In the searches, two things kept coming back:
- A playlist by Pi-hosted which uses RaspiOS+portainer.io (a docker something) and,
- “Tunnels” instead of port forwarding
I kept resisting the solutions trying my best to get Yunohost up and running. Finally the ISP connected me to their senior networking engineer, and he explained that I have to buy the public static IP. This service is 2.5x the cost in Udaipur (perhaps as the ISP is local this request is not as common).
After a quick chat with Kaustubh about this, I decided to try a tunnel with Cloudflare, again I could’nt get this to work with Yunohost.
Apparently, Yunohost once installed and running with portforwarding will split the use of the localhost and the dedicated domain in two parts:
- the localhost will serve only as admin interface
- the domain will serve the frontend/dashboard for your services
Back to drawing board
After all the Yunohost tears were wiped away. The steps were pretty clear:
- Install raspiOS headless (this was easy as I have tried this several times)
- Test the services I want to host like the LLM, Jellyfin etc.
- Host via docker to things are running neatly in containers (I’m still a noob on this stuff - but had to figure it out as best I could)
- Test the services on docker and decide what happens next
- Take the plunge into solar powering this shindig!
- See where this goes! :)
For this post, I will focus on steps 2, 3 and 4 (Step 5 is still a dream)!
NOTE: All this was done entirely on SSH.
Bro, can you even LLM?
Hosting an LLM on the Raspberry Pi was my main goal. After building Mother Machines v2 last year, I’ve been thinking a lot of local computing. There is something very empowering to discover that your computer (‘daily driver’) can actually generate AI images. Imagine if a tiny computer like a raspberry pi can run a chatbot!
The steps for this were:
- Run ollama with a simple and smolLM. I used Tinyllama! Choice of the model was PURELY based on the fact that it was called “Tiny”llama.
- Connect to openwebUI’s chat interface
- Test in local network
- Tunnel via Cloudflare!
All these steps worked quite well, but obviously they stop when close the terminal (I’m a forever noob with terminal things)
Trying Docker
I have never used docker but it seemed to be an easy and well documented format for servers and in particular for Raspberry Pi as a server. You can find more about Raspberry Pi hosting here: https://pi-hosted.com/, by the amazing youtuber Nova spirit tech.
You can follow the instructions available on their website/youtube playlist!

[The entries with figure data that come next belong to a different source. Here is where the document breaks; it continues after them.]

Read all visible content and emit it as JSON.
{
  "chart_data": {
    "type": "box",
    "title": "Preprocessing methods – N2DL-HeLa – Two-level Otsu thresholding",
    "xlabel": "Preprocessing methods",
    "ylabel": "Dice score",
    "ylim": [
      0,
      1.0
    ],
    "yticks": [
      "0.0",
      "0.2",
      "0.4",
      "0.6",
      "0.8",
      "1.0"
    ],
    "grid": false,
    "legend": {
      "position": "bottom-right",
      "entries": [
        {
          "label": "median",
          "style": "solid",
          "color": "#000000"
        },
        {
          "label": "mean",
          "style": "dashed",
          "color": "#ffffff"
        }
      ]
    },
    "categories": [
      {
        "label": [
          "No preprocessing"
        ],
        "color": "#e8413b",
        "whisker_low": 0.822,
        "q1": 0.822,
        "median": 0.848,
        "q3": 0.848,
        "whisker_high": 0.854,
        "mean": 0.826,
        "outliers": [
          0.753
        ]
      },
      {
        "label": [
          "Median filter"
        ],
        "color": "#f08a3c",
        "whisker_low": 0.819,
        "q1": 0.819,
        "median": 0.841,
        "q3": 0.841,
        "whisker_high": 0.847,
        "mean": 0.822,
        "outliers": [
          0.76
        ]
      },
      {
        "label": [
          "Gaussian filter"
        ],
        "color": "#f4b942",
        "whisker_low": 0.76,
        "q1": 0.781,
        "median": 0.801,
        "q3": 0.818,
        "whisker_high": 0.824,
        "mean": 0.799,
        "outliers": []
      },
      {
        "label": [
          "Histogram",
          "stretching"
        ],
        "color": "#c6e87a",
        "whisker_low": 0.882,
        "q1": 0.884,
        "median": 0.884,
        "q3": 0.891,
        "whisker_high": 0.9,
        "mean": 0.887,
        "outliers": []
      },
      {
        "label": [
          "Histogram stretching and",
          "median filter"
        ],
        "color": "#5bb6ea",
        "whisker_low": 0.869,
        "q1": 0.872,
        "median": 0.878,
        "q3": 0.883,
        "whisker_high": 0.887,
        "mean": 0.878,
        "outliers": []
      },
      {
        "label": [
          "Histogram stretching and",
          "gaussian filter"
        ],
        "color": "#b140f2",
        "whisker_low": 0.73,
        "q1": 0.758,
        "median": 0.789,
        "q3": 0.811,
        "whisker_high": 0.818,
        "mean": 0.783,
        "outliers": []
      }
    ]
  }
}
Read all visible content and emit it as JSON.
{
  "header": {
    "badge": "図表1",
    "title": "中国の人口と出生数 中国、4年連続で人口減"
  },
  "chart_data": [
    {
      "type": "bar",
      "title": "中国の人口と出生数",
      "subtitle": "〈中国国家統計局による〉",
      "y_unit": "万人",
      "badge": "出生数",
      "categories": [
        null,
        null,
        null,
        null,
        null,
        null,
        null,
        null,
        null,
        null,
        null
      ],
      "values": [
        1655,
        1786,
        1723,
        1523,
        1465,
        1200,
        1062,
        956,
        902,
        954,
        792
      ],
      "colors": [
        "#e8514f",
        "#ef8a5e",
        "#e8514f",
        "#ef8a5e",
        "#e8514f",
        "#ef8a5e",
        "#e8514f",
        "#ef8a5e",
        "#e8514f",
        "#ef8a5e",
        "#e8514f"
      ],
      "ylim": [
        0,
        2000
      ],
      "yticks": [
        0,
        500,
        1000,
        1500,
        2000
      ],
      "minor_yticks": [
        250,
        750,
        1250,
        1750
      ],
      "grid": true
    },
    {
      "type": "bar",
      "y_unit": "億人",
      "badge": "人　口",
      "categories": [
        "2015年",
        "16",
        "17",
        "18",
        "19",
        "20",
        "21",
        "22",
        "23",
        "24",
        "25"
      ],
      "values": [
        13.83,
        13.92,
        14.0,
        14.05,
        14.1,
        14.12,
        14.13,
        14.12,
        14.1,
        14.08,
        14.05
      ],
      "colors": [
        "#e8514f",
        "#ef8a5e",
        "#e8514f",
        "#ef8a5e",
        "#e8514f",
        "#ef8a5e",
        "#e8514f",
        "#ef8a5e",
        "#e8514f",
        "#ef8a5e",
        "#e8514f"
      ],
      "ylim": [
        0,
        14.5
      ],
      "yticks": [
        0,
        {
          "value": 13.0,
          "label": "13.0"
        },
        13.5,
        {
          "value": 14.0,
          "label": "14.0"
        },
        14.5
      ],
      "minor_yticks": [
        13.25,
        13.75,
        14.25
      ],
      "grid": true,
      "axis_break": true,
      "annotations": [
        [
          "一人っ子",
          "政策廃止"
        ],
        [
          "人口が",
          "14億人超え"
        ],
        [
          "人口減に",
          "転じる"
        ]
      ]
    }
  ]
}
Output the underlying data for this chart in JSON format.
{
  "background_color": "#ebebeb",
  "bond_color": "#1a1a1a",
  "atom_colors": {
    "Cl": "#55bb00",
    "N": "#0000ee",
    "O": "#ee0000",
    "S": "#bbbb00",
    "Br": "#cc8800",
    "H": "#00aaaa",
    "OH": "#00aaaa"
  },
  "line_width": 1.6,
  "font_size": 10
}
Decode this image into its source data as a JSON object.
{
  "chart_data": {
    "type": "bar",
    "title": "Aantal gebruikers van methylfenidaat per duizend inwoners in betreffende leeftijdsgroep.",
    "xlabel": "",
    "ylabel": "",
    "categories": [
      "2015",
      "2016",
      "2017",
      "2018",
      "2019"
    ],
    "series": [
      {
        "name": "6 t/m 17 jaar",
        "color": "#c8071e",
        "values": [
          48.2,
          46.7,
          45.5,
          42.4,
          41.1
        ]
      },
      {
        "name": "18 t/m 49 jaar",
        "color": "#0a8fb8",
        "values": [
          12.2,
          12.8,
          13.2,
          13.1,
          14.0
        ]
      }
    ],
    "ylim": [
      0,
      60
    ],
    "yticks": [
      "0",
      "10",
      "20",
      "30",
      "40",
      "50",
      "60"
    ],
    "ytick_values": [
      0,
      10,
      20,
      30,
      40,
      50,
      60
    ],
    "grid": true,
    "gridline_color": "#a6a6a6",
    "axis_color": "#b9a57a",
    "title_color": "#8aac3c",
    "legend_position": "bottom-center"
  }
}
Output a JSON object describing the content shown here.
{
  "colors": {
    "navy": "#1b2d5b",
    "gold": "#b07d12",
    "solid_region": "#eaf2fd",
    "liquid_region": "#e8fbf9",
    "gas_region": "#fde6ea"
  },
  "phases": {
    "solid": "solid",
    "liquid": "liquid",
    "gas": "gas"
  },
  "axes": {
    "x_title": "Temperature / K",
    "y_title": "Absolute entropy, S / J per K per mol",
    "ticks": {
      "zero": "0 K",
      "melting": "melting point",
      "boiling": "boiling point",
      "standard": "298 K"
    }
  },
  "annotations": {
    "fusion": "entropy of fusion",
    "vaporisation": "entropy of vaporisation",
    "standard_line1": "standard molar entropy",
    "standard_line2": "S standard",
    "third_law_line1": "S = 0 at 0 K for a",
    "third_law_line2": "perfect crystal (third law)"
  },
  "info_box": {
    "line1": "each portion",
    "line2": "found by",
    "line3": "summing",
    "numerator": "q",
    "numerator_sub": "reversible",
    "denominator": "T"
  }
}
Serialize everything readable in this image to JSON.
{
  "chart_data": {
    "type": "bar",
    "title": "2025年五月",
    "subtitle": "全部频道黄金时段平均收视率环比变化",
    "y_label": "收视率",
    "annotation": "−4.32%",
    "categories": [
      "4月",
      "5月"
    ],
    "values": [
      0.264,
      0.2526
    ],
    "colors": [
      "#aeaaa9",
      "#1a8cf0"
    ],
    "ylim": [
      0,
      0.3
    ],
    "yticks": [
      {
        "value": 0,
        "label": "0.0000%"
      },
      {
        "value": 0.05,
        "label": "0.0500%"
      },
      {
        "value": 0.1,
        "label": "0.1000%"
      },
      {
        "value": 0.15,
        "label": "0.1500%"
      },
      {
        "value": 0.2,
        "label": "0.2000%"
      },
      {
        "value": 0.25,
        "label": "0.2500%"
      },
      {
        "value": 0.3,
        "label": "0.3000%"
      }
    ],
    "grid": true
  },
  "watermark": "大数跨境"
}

Once I tested simpler Docker containers like Jellyfin, etc. I was interested in running Ollama+OpenwebUI as a docker container. There are several tutorials from this but I think the best solution to this was the most obvious one - using OpenwebUI’s README! (credit to sud who shared this link with me!)
This was very exciting - however I had no active cooling on my raspberry pi 4, and it was overheating the board (could smell some plastic burning!).